Kaira pointed out that Ahsan Iqbal had claimed the district administration launched the operation against the protesters on its own and he had no information about the action.

“When the interior minister is not in the picture, it shows inefficiency. This damages democracy and its future. Whenever we came to power after a PML-N rule, we had to start from ‘zero’ to ensure the supremacy of the parliament,” he added.

Kaira said the PML-N had no respect for the democratic institutions and had neglected the parliament in the last four years.

“No doubt the people look to the military to solve the political issues in the presence of such an inefficient government,” the PPP central Punjab president said.

The PML-N leader, Najma Hameed, said the government did everything to disperse the protesters peacefully but the TLYR was not ready to listen to the authorities.

“We told them that action will be taken if anyone was found guilty of the amendment in the clause of the finality of the Prophethood.
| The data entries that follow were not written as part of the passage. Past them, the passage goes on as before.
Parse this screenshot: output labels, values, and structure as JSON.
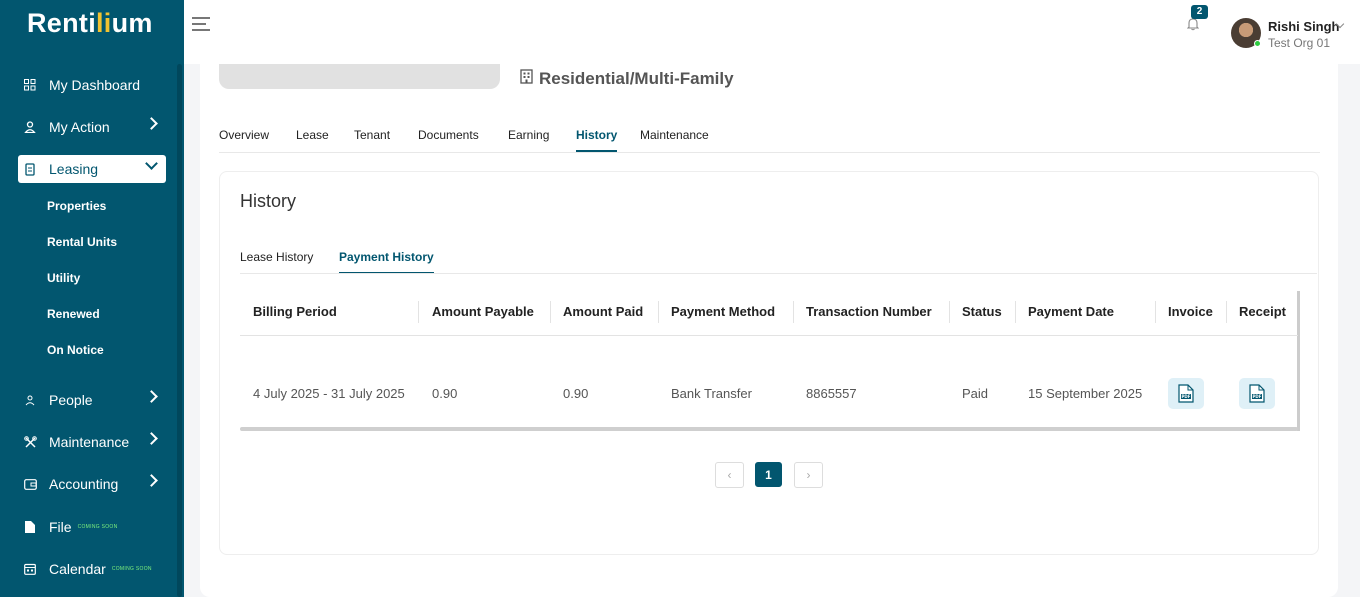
{
  "app": {
    "logo_pre": "Renti",
    "logo_hl": "li",
    "logo_post": "um"
  },
  "sidebar": {
    "items": [
      {
        "label": "My Dashboard"
      },
      {
        "label": "My Action"
      },
      {
        "label": "Leasing"
      },
      {
        "label": "People"
      },
      {
        "label": "Maintenance"
      },
      {
        "label": "Accounting"
      },
      {
        "label": "File",
        "badge": "COMING SOON"
      },
      {
        "label": "Calendar",
        "badge": "COMING SOON"
      }
    ],
    "leasing_sub": [
      {
        "label": "Properties"
      },
      {
        "label": "Rental Units"
      },
      {
        "label": "Utility"
      },
      {
        "label": "Renewed"
      },
      {
        "label": "On Notice"
      }
    ]
  },
  "header": {
    "notifications_count": "2",
    "user_name": "Rishi Singh",
    "user_org": "Test Org 01"
  },
  "property": {
    "type": "Residential/Multi-Family"
  },
  "tabs": [
    {
      "label": "Overview"
    },
    {
      "label": "Lease"
    },
    {
      "label": "Tenant"
    },
    {
      "label": "Documents"
    },
    {
      "label": "Earning"
    },
    {
      "label": "History",
      "active": true
    },
    {
      "label": "Maintenance"
    }
  ],
  "history": {
    "title": "History",
    "subtabs": [
      {
        "label": "Lease History"
      },
      {
        "label": "Payment History",
        "active": true
      }
    ],
    "columns": [
      "Billing Period",
      "Amount Payable",
      "Amount Paid",
      "Payment Method",
      "Transaction Number",
      "Status",
      "Payment Date",
      "Invoice",
      "Receipt"
    ],
    "rows": [
      {
        "billing_period": "4 July 2025 - 31 July 2025",
        "amount_payable": "0.90",
        "amount_paid": "0.90",
        "payment_method": "Bank Transfer",
        "transaction_number": "8865557",
        "status": "Paid",
        "payment_date": "15 September 2025",
        "invoice_icon": "pdf-icon",
        "receipt_icon": "pdf-icon"
      }
    ],
    "pagination": {
      "current": "1",
      "prev": "‹",
      "next": "›"
    }
  },
  "colors": {
    "primary": "#02566f",
    "accent": "#f2c230",
    "online": "#2ecc40"
  }
}
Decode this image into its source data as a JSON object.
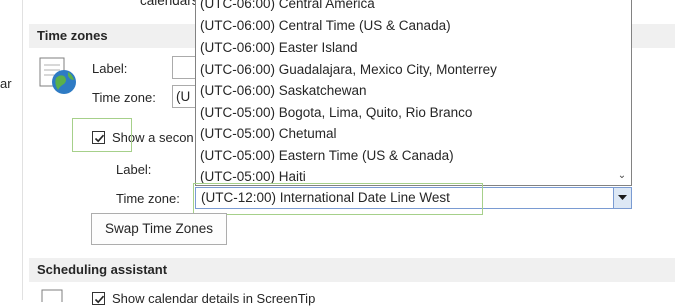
{
  "nav": {
    "cut_text": "ar"
  },
  "top_cut_text": "calendars is fo",
  "time_zones": {
    "header": "Time zones",
    "label_caption": "Label:",
    "timezone_caption": "Time zone:",
    "timezone_partial": "(U",
    "show_second_label": "Show a secon",
    "second_label_caption": "Label:",
    "second_timezone_caption": "Time zone:",
    "selected_value": "(UTC-12:00) International Date Line West",
    "swap_button": "Swap Time Zones"
  },
  "dropdown_items": [
    "(UTC-06:00) Central America",
    "(UTC-06:00) Central Time (US & Canada)",
    "(UTC-06:00) Easter Island",
    "(UTC-06:00) Guadalajara, Mexico City, Monterrey",
    "(UTC-06:00) Saskatchewan",
    "(UTC-05:00) Bogota, Lima, Quito, Rio Branco",
    "(UTC-05:00) Chetumal",
    "(UTC-05:00) Eastern Time (US & Canada)",
    "(UTC-05:00) Haiti"
  ],
  "scheduling": {
    "header": "Scheduling assistant",
    "show_details_label": "Show calendar details in ScreenTip"
  },
  "colors": {
    "highlight": "#a6d08a",
    "combo_border": "#7a9bd2",
    "header_bg": "#f0f0f0"
  }
}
The mistake has been corrected and we assured the protesters of serious investigations into the issue,” she said.

Hameed said that the army was an institution of Pakistan and could be called for help on law and order situations. “This is not a threat to democracy. The civilian government is firmly in place,” she added.

PPP Senator Farhatullah Babar termed as unwise the media release of the telephonic call of army chief to the prime minister advising that the sit-in be handled peacefully and avoiding violence on both sides.

 The term “both sides” equates the sit-in people “already declared as terrorists by the Islamabad high court making demands at gun point with a legitimate government that is constitutionally bound to protect the life, property and honour of citizens,” he said in a statement.

Babar said the interior minister mishandled the situation no doubt but his error of judgment was no reason to equate the two sides - the government and the protesters.

He said that the army and the civilians must speak to one another through available mechanisms and not through media. “Even if the tele-talk was necessary there was no need for issuing any press release, which could be misinterpreted,” Babar said.

Media management is not about writing good press releases, it is about anticipating the impact of press release on people’s minds, he said.

The lawmaker said in the context of protesters “chanting death threats avoidance of violence by both sides is impossible and blurred the distinction between rule by the mob and rule of law.”

He said that violence could only be used by the state and those who had successfully carried out Raddul Fasaad know it fully well.

Babar said sit-ins had become a regular feature of “our political landscape and instead of lawful means to air grievances they are now used to paralyse state and society.”

He added: “Sit-ins over long periods of time require huge financial and managerial resources. It is time that a judicial probe is held in all the sit-ins of 2013, 2014, 2016 and 2017 to expose if there were hidden hands behind them.”

Political analyst Dr Khurram Iqbal said the military should not be dragged into political affairs. He said the fact that the protesters ended their sit-in on the call of the army chief exposed “fragile democracy” and the authority of the civilian government.

“The government could have done better by negotiating with the protesters and making offers. If in the end, the law minister had to resign, he should have done it a few days earlier,” Iqbal added. Dr Iqbal said the political parties should work together to revive the credibility of the civilian rulers and people’s faith in democracy.